Le placenta existe pour protéger aussi bien le bébé que la mère, poursuit-elle, «mais à un moment donné, il dépasse cette capacité-là, et on sait que des altérations au niveau du placenta ou dans son fonctionnement vont être associées à des problèmes de développement».
«On a souvent tendance à penser que le placenta est une barrière (…) de sûreté, puis que ce qui ne traverse pas de la maman au bébé n’est pas dangereux, mais c’est un mythe parce que ce qui affecte le placenta va affecter le bébé, même si ça ne se rend pas au bébé», a prévenu Mme Vaillancourt.
Une problématique inquiétante
Mais la problématique des nanoplastiques est encore plus inquiétante et plus complexe qu’il n’y paraît de prime abord, prévient le professeur Daniel Cyr, titulaire de la Chaire de recherche du Canada en toxicologie de la reproduction à l’INRS.
Les microplastiques, rappelle-t-il, peuvent causer de l’inflammation, et l’inflammation aura comme effet «d’ouvrir» des barrières cellulaires qui resteraient autrement fermées.
«Et ce n’est pas seulement le type ou la grosseur du plastique, a indiqué le professeur Cyr. Il y a de plus en plus d’études (qui montrent) qu’il y a un paquet d’autres molécules qui peuvent se lier aux plastiques, comme des polluants, des pesticides, des hydrocarbures, des métaux… On n’avait pas réalisé que tous ces produits-là peuvent être transportés par les microplastiques vers certains organes.»
Les microplastiques, dit-il, permettent à ces substances indésirables de «contourner» les systèmes de défense de l’organisme pour en infiltrer les moindres racoins.
La question qui se pose dès lors, évidemment, est de savoir si et comment il est possible de minimiser notre exposition à ces particules.

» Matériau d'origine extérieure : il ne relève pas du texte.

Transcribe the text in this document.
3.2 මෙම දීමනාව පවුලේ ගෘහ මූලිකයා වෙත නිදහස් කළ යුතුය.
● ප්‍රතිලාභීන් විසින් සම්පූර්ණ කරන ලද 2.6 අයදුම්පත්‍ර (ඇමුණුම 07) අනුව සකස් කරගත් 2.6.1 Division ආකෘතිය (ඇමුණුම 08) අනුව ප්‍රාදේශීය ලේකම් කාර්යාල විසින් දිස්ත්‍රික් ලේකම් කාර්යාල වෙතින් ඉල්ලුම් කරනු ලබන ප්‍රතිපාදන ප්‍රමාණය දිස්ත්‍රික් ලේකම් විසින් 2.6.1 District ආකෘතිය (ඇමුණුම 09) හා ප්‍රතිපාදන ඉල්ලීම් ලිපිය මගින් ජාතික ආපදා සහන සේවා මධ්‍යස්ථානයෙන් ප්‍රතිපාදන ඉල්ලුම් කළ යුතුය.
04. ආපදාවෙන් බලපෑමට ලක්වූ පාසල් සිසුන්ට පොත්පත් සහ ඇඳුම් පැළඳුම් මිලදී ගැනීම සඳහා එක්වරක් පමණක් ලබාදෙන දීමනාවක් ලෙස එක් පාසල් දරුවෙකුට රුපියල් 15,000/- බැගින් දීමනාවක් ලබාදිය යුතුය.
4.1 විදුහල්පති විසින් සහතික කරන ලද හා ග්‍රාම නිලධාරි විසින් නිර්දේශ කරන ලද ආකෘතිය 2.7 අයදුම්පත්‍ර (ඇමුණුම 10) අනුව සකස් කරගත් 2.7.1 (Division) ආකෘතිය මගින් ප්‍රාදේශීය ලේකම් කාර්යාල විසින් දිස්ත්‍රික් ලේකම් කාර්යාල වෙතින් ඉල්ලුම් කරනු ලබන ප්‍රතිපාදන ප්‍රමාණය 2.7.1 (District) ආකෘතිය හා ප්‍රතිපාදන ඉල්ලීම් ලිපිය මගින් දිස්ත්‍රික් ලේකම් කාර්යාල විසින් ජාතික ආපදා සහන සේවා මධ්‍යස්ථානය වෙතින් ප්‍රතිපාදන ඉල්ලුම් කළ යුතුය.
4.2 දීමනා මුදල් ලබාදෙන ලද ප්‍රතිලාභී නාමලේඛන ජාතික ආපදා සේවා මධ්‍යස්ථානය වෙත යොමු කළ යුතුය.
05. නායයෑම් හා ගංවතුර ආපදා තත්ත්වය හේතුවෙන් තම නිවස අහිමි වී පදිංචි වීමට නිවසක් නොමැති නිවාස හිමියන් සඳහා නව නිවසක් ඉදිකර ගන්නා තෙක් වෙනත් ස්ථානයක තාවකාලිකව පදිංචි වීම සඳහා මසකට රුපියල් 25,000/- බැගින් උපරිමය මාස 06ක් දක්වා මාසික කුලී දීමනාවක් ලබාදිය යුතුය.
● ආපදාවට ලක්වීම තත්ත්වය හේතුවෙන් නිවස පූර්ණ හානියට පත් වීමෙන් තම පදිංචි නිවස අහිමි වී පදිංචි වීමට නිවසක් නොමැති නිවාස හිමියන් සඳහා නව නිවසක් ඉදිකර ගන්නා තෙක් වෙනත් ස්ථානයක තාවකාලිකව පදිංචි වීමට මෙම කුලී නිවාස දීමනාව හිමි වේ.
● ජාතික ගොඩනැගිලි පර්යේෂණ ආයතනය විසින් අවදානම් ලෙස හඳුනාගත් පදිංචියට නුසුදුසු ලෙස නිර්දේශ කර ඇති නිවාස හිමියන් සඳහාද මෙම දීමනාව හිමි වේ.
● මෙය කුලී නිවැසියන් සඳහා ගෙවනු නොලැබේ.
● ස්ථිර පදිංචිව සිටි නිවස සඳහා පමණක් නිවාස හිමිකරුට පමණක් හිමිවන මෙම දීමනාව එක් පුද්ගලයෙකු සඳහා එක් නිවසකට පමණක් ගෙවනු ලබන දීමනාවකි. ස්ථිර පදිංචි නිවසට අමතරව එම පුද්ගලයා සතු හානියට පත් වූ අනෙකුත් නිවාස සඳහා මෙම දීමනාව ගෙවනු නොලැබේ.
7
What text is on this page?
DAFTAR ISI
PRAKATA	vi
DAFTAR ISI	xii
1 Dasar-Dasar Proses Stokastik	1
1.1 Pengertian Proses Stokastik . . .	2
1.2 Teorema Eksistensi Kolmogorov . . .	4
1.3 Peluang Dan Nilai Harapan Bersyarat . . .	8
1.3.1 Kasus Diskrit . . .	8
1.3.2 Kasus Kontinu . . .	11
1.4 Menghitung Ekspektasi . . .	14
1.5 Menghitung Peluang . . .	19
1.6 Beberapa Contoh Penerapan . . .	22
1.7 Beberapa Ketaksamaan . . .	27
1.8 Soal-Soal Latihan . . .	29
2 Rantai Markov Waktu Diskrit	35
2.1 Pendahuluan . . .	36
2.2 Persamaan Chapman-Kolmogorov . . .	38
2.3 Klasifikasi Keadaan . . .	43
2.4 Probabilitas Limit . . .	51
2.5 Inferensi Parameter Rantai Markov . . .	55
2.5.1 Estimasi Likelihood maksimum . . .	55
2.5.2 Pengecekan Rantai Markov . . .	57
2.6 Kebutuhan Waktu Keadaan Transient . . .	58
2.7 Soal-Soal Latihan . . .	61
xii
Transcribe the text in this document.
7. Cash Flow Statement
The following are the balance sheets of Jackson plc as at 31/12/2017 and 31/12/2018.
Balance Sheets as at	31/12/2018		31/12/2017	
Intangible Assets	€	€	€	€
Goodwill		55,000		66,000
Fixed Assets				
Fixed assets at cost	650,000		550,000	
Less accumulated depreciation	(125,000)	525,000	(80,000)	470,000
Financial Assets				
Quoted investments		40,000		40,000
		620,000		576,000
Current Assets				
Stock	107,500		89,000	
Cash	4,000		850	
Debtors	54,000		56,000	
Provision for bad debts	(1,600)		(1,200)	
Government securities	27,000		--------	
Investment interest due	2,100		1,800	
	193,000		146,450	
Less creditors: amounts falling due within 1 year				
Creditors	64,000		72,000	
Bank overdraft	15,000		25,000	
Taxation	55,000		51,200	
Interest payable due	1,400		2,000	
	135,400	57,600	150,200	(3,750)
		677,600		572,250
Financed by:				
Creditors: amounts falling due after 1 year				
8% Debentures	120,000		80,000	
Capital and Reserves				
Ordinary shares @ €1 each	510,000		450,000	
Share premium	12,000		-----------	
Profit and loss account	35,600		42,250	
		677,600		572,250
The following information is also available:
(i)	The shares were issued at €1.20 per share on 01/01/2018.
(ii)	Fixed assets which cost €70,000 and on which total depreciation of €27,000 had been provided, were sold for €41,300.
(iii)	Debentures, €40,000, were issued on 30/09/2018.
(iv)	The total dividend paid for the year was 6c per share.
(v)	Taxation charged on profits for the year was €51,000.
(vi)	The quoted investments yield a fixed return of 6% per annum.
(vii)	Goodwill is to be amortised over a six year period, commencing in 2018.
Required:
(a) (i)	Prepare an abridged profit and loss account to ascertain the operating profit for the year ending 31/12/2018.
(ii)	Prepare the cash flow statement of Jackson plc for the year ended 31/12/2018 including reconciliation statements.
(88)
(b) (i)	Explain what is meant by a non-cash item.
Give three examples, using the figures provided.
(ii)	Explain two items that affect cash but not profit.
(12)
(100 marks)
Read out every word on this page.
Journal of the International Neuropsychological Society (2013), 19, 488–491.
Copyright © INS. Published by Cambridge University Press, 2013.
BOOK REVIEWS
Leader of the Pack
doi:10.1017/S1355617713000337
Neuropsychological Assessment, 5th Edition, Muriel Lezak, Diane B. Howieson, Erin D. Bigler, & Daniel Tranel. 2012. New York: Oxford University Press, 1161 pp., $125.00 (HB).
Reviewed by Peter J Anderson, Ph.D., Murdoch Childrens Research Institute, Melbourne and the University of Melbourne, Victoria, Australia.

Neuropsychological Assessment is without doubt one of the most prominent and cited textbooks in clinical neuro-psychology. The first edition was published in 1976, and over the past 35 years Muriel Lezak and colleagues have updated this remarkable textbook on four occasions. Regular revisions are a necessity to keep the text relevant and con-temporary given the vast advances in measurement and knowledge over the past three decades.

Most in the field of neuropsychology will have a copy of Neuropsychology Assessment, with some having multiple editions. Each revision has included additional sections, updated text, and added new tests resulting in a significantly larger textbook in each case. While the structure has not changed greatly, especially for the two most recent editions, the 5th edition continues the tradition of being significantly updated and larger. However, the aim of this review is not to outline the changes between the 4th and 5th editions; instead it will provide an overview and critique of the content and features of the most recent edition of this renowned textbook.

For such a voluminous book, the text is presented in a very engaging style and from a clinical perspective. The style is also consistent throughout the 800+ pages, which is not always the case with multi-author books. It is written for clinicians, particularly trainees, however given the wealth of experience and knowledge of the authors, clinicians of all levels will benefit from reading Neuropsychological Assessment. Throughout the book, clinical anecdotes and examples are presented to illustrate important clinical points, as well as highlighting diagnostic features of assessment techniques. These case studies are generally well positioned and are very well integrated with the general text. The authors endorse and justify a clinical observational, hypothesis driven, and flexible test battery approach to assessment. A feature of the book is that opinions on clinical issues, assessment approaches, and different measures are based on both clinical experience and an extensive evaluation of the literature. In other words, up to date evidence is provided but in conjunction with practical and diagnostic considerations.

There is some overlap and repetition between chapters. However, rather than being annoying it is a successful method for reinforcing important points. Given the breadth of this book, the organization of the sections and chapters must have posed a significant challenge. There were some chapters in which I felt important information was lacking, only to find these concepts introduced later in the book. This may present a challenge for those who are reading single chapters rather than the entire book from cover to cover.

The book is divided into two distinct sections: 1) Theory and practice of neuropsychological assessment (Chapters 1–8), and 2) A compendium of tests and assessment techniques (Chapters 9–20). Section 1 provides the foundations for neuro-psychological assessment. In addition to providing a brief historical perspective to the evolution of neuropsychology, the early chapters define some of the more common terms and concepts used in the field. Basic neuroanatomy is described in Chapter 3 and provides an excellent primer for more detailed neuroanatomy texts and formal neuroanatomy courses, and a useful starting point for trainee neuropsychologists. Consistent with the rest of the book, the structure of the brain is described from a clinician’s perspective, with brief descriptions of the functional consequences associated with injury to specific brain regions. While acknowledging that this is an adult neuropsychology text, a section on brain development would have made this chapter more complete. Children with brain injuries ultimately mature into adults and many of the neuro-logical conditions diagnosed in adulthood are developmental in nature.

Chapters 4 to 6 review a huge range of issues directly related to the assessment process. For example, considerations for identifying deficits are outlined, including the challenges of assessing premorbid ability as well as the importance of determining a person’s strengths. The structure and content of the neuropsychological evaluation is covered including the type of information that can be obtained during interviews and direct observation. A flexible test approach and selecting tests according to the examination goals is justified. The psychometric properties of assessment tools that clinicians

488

«Ça fait plusieurs années qu’on dit aux gens de faire attention, de ne pas réutiliser les plastiques jetables, a rappelé le professeur Cyr. On utilise de moins en moins de plastiques, on en relâche de moins en moins dans l’environnement, mais ça va prendre un effort grandiose parce que (les plastiques sont) vraiment la nouvelle dioxine des années 2000. Autant dans le temps on parlait de la dioxine comme étant répandue partout, autant les nanoplastiques sont rendus partout sur la planète, et la seule façon d’arrêter ça, ça va être de cesser de les utiliser.»